Libérés du désir, nous sommes rendus à la présence.
[...] ce temps retrouvé qu’elle nous donne, cette présence exceptionnelle où elle nous rend ce moment, nous ne sommes plus portés par le désir vers autre chose, nous sommes rendus à nous-mêmes ou à l’autre peut-être, mais en tout cas au présent.

Je trouve ici les prémisses de ce qui deviendra, par approfondissement, la définition de l'amour dans L'Inauguration de la salle des Vents : une parfaite présence à l'autre. Que la définition de l'amour trouve ses racines dans le moment où nous sommes délivrés du désir rend malgré tout perplexe; donc soit je me trompe en trouvant dans ces quelques remarques sur Chostakovitch les prémisses de la définition de l'amour, soit il faut lire dans cette délivrance par rapport au désir la possibilité d'enfin s'oublier soi-même pour être parfaitement disponible à l'autre.

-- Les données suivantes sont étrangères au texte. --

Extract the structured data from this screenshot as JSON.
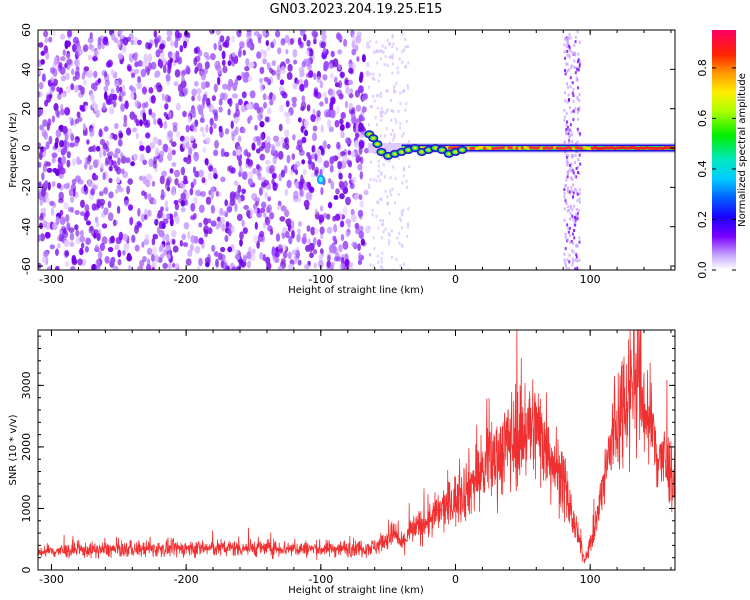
{
  "title": "GN03.2023.204.19.25.E15",
  "chart_data": [
    {
      "type": "heatmap",
      "xlabel": "Height of straight line (km)",
      "ylabel": "Frequency (Hz)",
      "xlim": [
        -310,
        163
      ],
      "ylim": [
        -62,
        60
      ],
      "xticks": [
        -300,
        -200,
        -100,
        0,
        100
      ],
      "yticks": [
        60,
        40,
        20,
        0,
        -20,
        -40,
        -60
      ],
      "colorbar": {
        "label": "Normalized spectral amplitude",
        "ticks": [
          0.0,
          0.2,
          0.4,
          0.6,
          0.8
        ],
        "range": [
          0,
          0.95
        ]
      },
      "features": [
        {
          "name": "broadband noise",
          "x_range": [
            -310,
            -65
          ],
          "amplitude": 0.1
        },
        {
          "name": "narrowband tone",
          "x_range": [
            -65,
            163
          ],
          "freq_hz": 0,
          "amplitude": 0.9
        },
        {
          "name": "vertical stripe",
          "x_range": [
            80,
            92
          ],
          "amplitude": 0.15
        },
        {
          "name": "spot",
          "x": -100,
          "y": -16,
          "amplitude": 0.3
        }
      ]
    },
    {
      "type": "line",
      "xlabel": "Height of straight line (km)",
      "ylabel": "SNR (10 * v/v)",
      "xlim": [
        -310,
        163
      ],
      "ylim": [
        0,
        3900
      ],
      "xticks": [
        -300,
        -200,
        -100,
        0,
        100
      ],
      "yticks": [
        0,
        1000,
        2000,
        3000
      ],
      "color": "#f03030",
      "series": [
        {
          "x": [
            -310,
            -260,
            -200,
            -150,
            -100,
            -60,
            -45,
            -40,
            -35,
            -20,
            0,
            20,
            40,
            55,
            65,
            80,
            90,
            96,
            105,
            115,
            125,
            133,
            140,
            150,
            163
          ],
          "y": [
            300,
            330,
            350,
            360,
            340,
            370,
            600,
            400,
            600,
            800,
            1150,
            1600,
            2100,
            2350,
            2200,
            1400,
            600,
            150,
            800,
            2000,
            2800,
            3200,
            2700,
            1900,
            1500
          ]
        }
      ]
    }
  ]
}
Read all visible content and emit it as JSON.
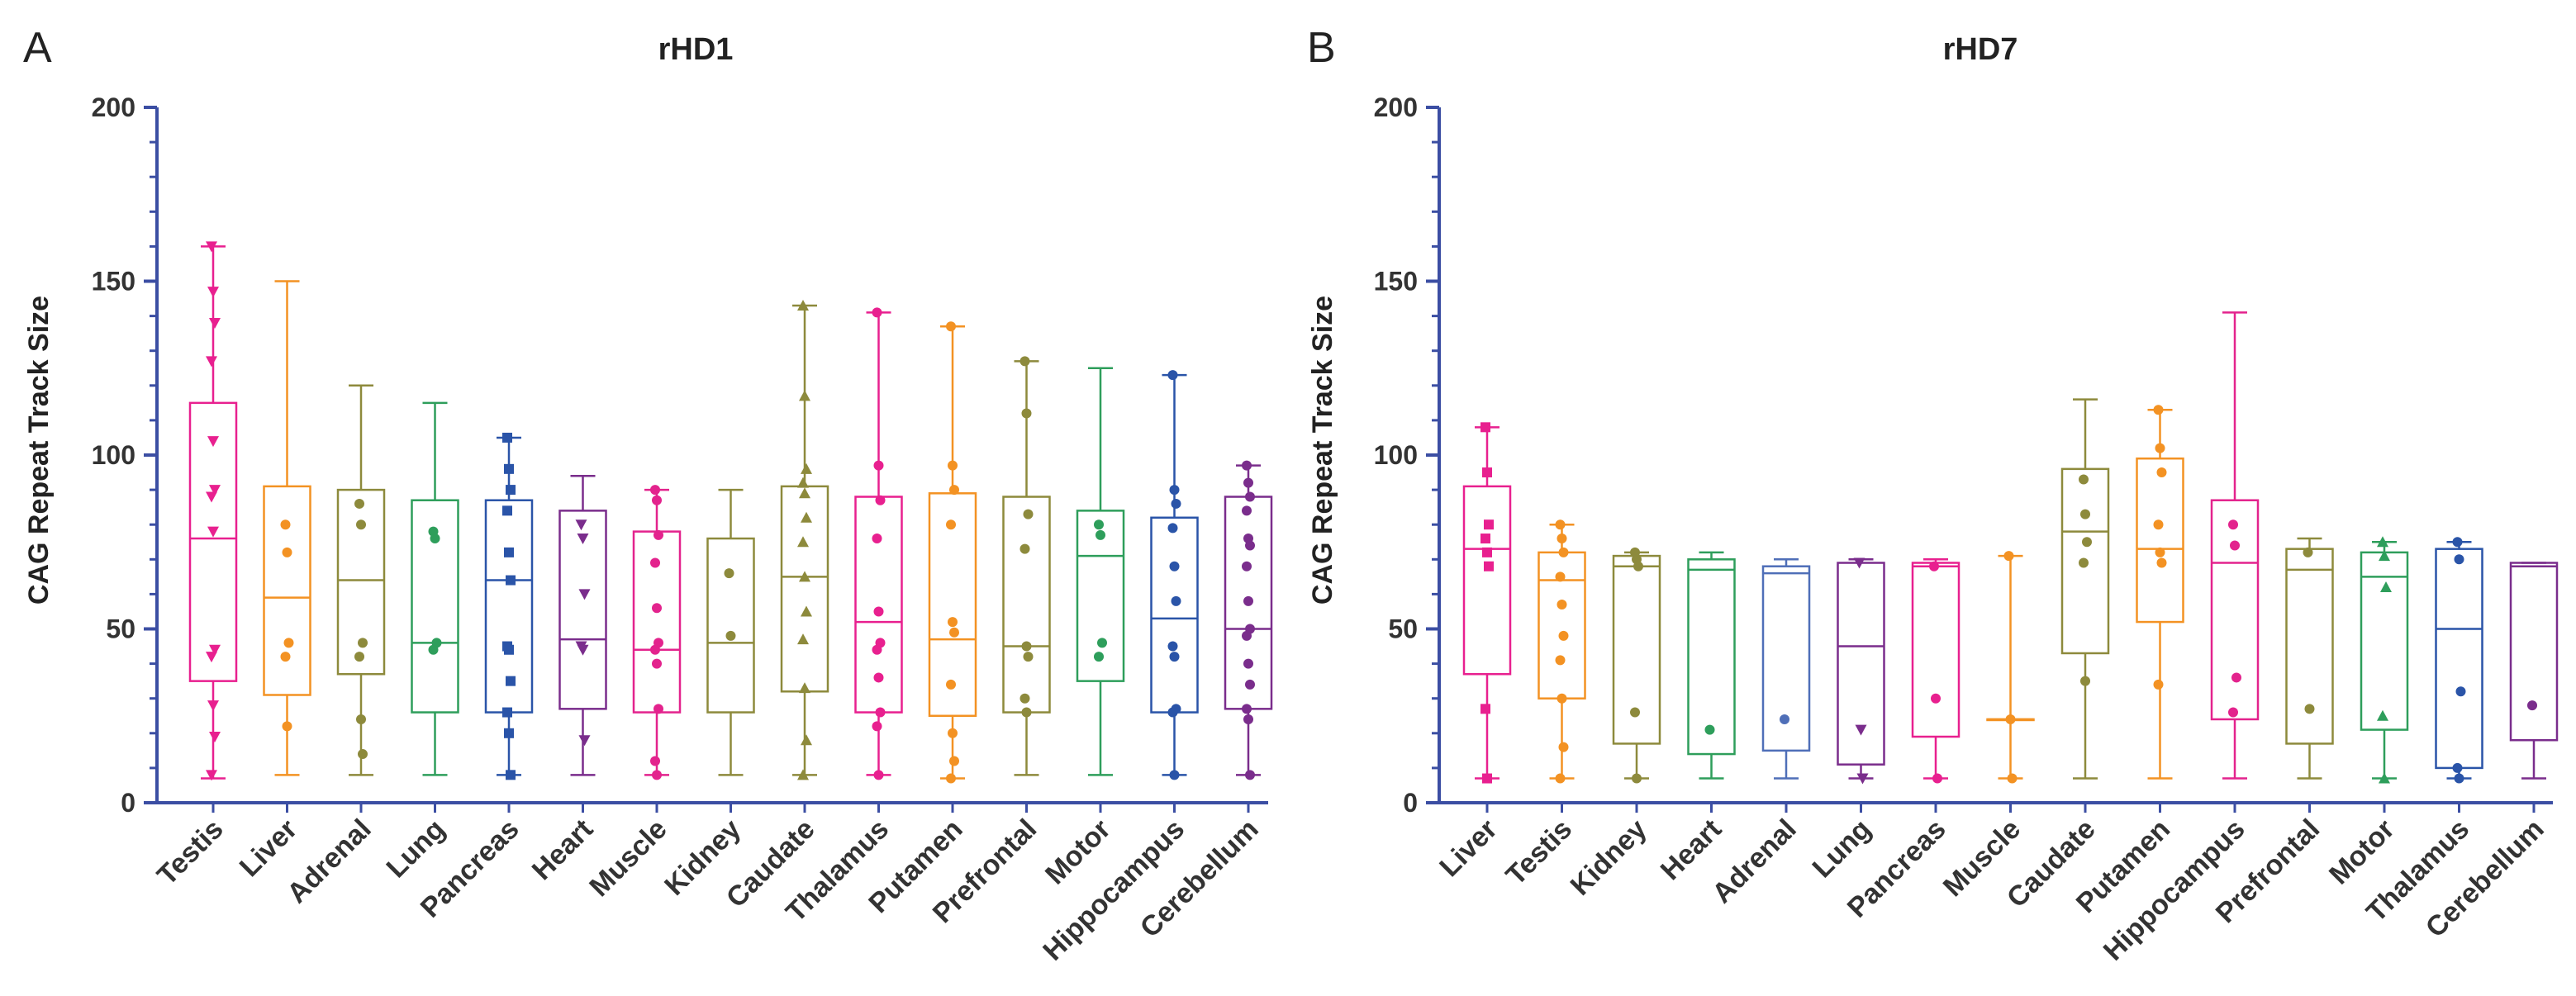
{
  "colors": {
    "axis": "#3b4ea3",
    "magenta": "#e8208f",
    "orange": "#f39223",
    "olive": "#8d8a3c",
    "green": "#2e9e5b",
    "blue": "#2a54a8",
    "purple": "#7a2d8c",
    "pink": "#e3238d",
    "lightblue": "#4f6fb8"
  },
  "chart_data": [
    {
      "type": "box",
      "panel_letter": "A",
      "title": "rHD1",
      "xlabel": "",
      "ylabel": "CAG Repeat Track Size",
      "ylim": [
        0,
        200
      ],
      "yticks": [
        "0",
        "50",
        "100",
        "150",
        "200"
      ],
      "categories": [
        "Testis",
        "Liver",
        "Adrenal",
        "Lung",
        "Pancreas",
        "Heart",
        "Muscle",
        "Kidney",
        "Caudate",
        "Thalamus",
        "Putamen",
        "Prefrontal",
        "Motor",
        "Hippocampus",
        "Cerebellum"
      ],
      "series": [
        {
          "name": "Testis",
          "color": "magenta",
          "marker": "triangle-down",
          "min": 7,
          "q1": 35,
          "median": 76,
          "q3": 115,
          "max": 160,
          "points": [
            160,
            147,
            138,
            127,
            104,
            90,
            88,
            78,
            44,
            42,
            28,
            19,
            8
          ]
        },
        {
          "name": "Liver",
          "color": "orange",
          "marker": "dot",
          "min": 8,
          "q1": 31,
          "median": 59,
          "q3": 91,
          "max": 150,
          "points": [
            80,
            72,
            46,
            42,
            22
          ]
        },
        {
          "name": "Adrenal",
          "color": "olive",
          "marker": "dot",
          "min": 8,
          "q1": 37,
          "median": 64,
          "q3": 90,
          "max": 120,
          "points": [
            86,
            80,
            46,
            42,
            24,
            14
          ]
        },
        {
          "name": "Lung",
          "color": "green",
          "marker": "dot",
          "min": 8,
          "q1": 26,
          "median": 46,
          "q3": 87,
          "max": 115,
          "points": [
            78,
            76,
            46,
            44
          ]
        },
        {
          "name": "Pancreas",
          "color": "blue",
          "marker": "square",
          "min": 8,
          "q1": 26,
          "median": 64,
          "q3": 87,
          "max": 105,
          "points": [
            105,
            96,
            90,
            84,
            72,
            64,
            45,
            44,
            35,
            26,
            20,
            8
          ]
        },
        {
          "name": "Heart",
          "color": "purple",
          "marker": "triangle-down",
          "min": 8,
          "q1": 27,
          "median": 47,
          "q3": 84,
          "max": 94,
          "points": [
            80,
            76,
            60,
            45,
            44,
            18
          ]
        },
        {
          "name": "Muscle",
          "color": "pink",
          "marker": "dot",
          "min": 8,
          "q1": 26,
          "median": 44,
          "q3": 78,
          "max": 90,
          "points": [
            90,
            87,
            77,
            69,
            56,
            46,
            44,
            40,
            27,
            12,
            8
          ]
        },
        {
          "name": "Kidney",
          "color": "olive",
          "marker": "dot",
          "min": 8,
          "q1": 26,
          "median": 46,
          "q3": 76,
          "max": 90,
          "points": [
            66,
            48
          ]
        },
        {
          "name": "Caudate",
          "color": "olive",
          "marker": "triangle-up",
          "min": 8,
          "q1": 32,
          "median": 65,
          "q3": 91,
          "max": 143,
          "points": [
            143,
            117,
            96,
            92,
            89,
            82,
            75,
            65,
            55,
            47,
            33,
            18,
            8
          ]
        },
        {
          "name": "Thalamus",
          "color": "magenta",
          "marker": "dot",
          "min": 8,
          "q1": 26,
          "median": 52,
          "q3": 88,
          "max": 141,
          "points": [
            141,
            97,
            87,
            76,
            55,
            46,
            44,
            36,
            26,
            22,
            8
          ]
        },
        {
          "name": "Putamen",
          "color": "orange",
          "marker": "dot",
          "min": 7,
          "q1": 25,
          "median": 47,
          "q3": 89,
          "max": 137,
          "points": [
            137,
            97,
            90,
            80,
            52,
            49,
            34,
            20,
            12,
            7
          ]
        },
        {
          "name": "Prefrontal",
          "color": "olive",
          "marker": "dot",
          "min": 8,
          "q1": 26,
          "median": 45,
          "q3": 88,
          "max": 127,
          "points": [
            127,
            112,
            83,
            73,
            45,
            42,
            30,
            26
          ]
        },
        {
          "name": "Motor",
          "color": "green",
          "marker": "dot",
          "min": 8,
          "q1": 35,
          "median": 71,
          "q3": 84,
          "max": 125,
          "points": [
            80,
            77,
            46,
            42
          ]
        },
        {
          "name": "Hippocampus",
          "color": "blue",
          "marker": "dot",
          "min": 8,
          "q1": 26,
          "median": 53,
          "q3": 82,
          "max": 123,
          "points": [
            123,
            90,
            86,
            79,
            68,
            58,
            45,
            42,
            27,
            26,
            8
          ]
        },
        {
          "name": "Cerebellum",
          "color": "purple",
          "marker": "dot",
          "min": 8,
          "q1": 27,
          "median": 50,
          "q3": 88,
          "max": 97,
          "points": [
            97,
            92,
            88,
            84,
            76,
            74,
            68,
            58,
            50,
            48,
            40,
            34,
            27,
            24,
            8
          ]
        }
      ]
    },
    {
      "type": "box",
      "panel_letter": "B",
      "title": "rHD7",
      "xlabel": "",
      "ylabel": "CAG Repeat Track Size",
      "ylim": [
        0,
        200
      ],
      "yticks": [
        "0",
        "50",
        "100",
        "150",
        "200"
      ],
      "categories": [
        "Liver",
        "Testis",
        "Kidney",
        "Heart",
        "Adrenal",
        "Lung",
        "Pancreas",
        "Muscle",
        "Caudate",
        "Putamen",
        "Hippocampus",
        "Prefrontal",
        "Motor",
        "Thalamus",
        "Cerebellum"
      ],
      "series": [
        {
          "name": "Liver",
          "color": "magenta",
          "marker": "square",
          "min": 7,
          "q1": 37,
          "median": 73,
          "q3": 91,
          "max": 108,
          "points": [
            108,
            95,
            80,
            76,
            72,
            68,
            27,
            7
          ]
        },
        {
          "name": "Testis",
          "color": "orange",
          "marker": "dot",
          "min": 7,
          "q1": 30,
          "median": 64,
          "q3": 72,
          "max": 80,
          "points": [
            80,
            76,
            72,
            65,
            57,
            48,
            41,
            30,
            16,
            7
          ]
        },
        {
          "name": "Kidney",
          "color": "olive",
          "marker": "dot",
          "min": 7,
          "q1": 17,
          "median": 68,
          "q3": 71,
          "max": 72,
          "points": [
            72,
            70,
            68,
            26,
            7
          ]
        },
        {
          "name": "Heart",
          "color": "green",
          "marker": "dot",
          "min": 7,
          "q1": 14,
          "median": 67,
          "q3": 70,
          "max": 72,
          "points": [
            21
          ]
        },
        {
          "name": "Adrenal",
          "color": "lightblue",
          "marker": "dot",
          "min": 7,
          "q1": 15,
          "median": 66,
          "q3": 68,
          "max": 70,
          "points": [
            24
          ]
        },
        {
          "name": "Lung",
          "color": "purple",
          "marker": "triangle-down",
          "min": 7,
          "q1": 11,
          "median": 45,
          "q3": 69,
          "max": 70,
          "points": [
            69,
            21,
            7
          ]
        },
        {
          "name": "Pancreas",
          "color": "magenta",
          "marker": "dot",
          "min": 7,
          "q1": 19,
          "median": 68,
          "q3": 69,
          "max": 70,
          "points": [
            68,
            30,
            7
          ]
        },
        {
          "name": "Muscle",
          "color": "orange",
          "marker": "dot",
          "min": 7,
          "q1": 24,
          "median": 24,
          "q3": 24,
          "max": 71,
          "points": [
            71,
            24,
            7
          ]
        },
        {
          "name": "Caudate",
          "color": "olive",
          "marker": "dot",
          "min": 7,
          "q1": 43,
          "median": 78,
          "q3": 96,
          "max": 116,
          "points": [
            93,
            83,
            75,
            69,
            35
          ]
        },
        {
          "name": "Putamen",
          "color": "orange",
          "marker": "dot",
          "min": 7,
          "q1": 52,
          "median": 73,
          "q3": 99,
          "max": 113,
          "points": [
            113,
            102,
            95,
            80,
            72,
            69,
            34
          ]
        },
        {
          "name": "Hippocampus",
          "color": "pink",
          "marker": "dot",
          "min": 7,
          "q1": 24,
          "median": 69,
          "q3": 87,
          "max": 141,
          "points": [
            80,
            74,
            36,
            26
          ]
        },
        {
          "name": "Prefrontal",
          "color": "olive",
          "marker": "dot",
          "min": 7,
          "q1": 17,
          "median": 67,
          "q3": 73,
          "max": 76,
          "points": [
            72,
            27
          ]
        },
        {
          "name": "Motor",
          "color": "green",
          "marker": "triangle-up",
          "min": 7,
          "q1": 21,
          "median": 65,
          "q3": 72,
          "max": 75,
          "points": [
            75,
            71,
            62,
            25,
            7
          ]
        },
        {
          "name": "Thalamus",
          "color": "blue",
          "marker": "dot",
          "min": 7,
          "q1": 10,
          "median": 50,
          "q3": 73,
          "max": 75,
          "points": [
            75,
            70,
            32,
            10,
            7
          ]
        },
        {
          "name": "Cerebellum",
          "color": "purple",
          "marker": "dot",
          "min": 7,
          "q1": 18,
          "median": 68,
          "q3": 69,
          "max": 69,
          "points": [
            28
          ]
        }
      ]
    }
  ]
}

Le présent, c'est aussi pour Pascal le moment, le seul, pour être heureux:

Nous ne nous tenons jamais au temps présent. Nous anticipons l'avenir comme trop lent à venir, comme pour hâter son cours, ou nous rappelons le passé pour l'arrêter comme trop prompt, si imprudents que nous errons dans les temps qui ne sont point les nôtres, et ne pensons point au seul qui nous appartient, et si vains que nous songeons à ceux qui ne sont rien, et échappons sans réflexion le seul qui subsiste.
[...] Que chacun examine ses pensées. Il les trouvera toutes occupées au passé ou à l'avenir. Nous ne pensons presque point au présent, et si nous y pensons ce n'est que pour en prendre la lumière pour disposer de l'avenir. Le présent n'est jamais notre fin. Ainsi nous ne vivons jamais, mais nous espérons de vivre, et nous disposant toujours à être heureux, il est inévitable que nous ne le soyons jamais.
Blaise Pascal, Pensées Brunschvicg 172, Lafuma 47

Pour Pascal comme pour L'Inauguration, il est terrible de constater que nous laissons filer entre nos doigts la seule chose qui nous appartienne et que nous tenons, le présent, au profit de chimères. Il est terrible de constater que nous préférons toujours ce que nous n'avons plus ou pas encore aux dépens de ce que nous avons. Nous comprenons ici pourquoi se libérer du désir est le préalable indispensable à la saisie, à l'occupation, du présent.

auxquels nous ne pensons pas à penser parce que nous nous disons que nous aurons toujours le temps de nous interroger là-dessus et parce que le défaut d'interrogation ne tient pas à la distance mais au contraire à la proximité eh bien de même exactement de la même façon la vie tout court à nos côtés ne nous paraît pas mériter l'attention la passion la curiosité l'effort de perception d'appréhension d'adhésion d'adhérence ne pas appartenir à ce registre de l'attention de la du de de puisqu'elle est là tout offerte à chaque instant disponible atteignable enveloppante dépourvue de la moindre forme et alors cette inattention qu'elle nous suggère ce défaut de présence à la présence de coprésence au temps d'habitation résolue claire joyeuse virile déterminée toutes fenêtres ouvertes à la lumière pascale de l'instant qu'elle provoque par son défaut de résistance de consistance de forme de moins de plus de structure de cadre de de de de c'est la mort qui c'est justement la mort qui mais bon.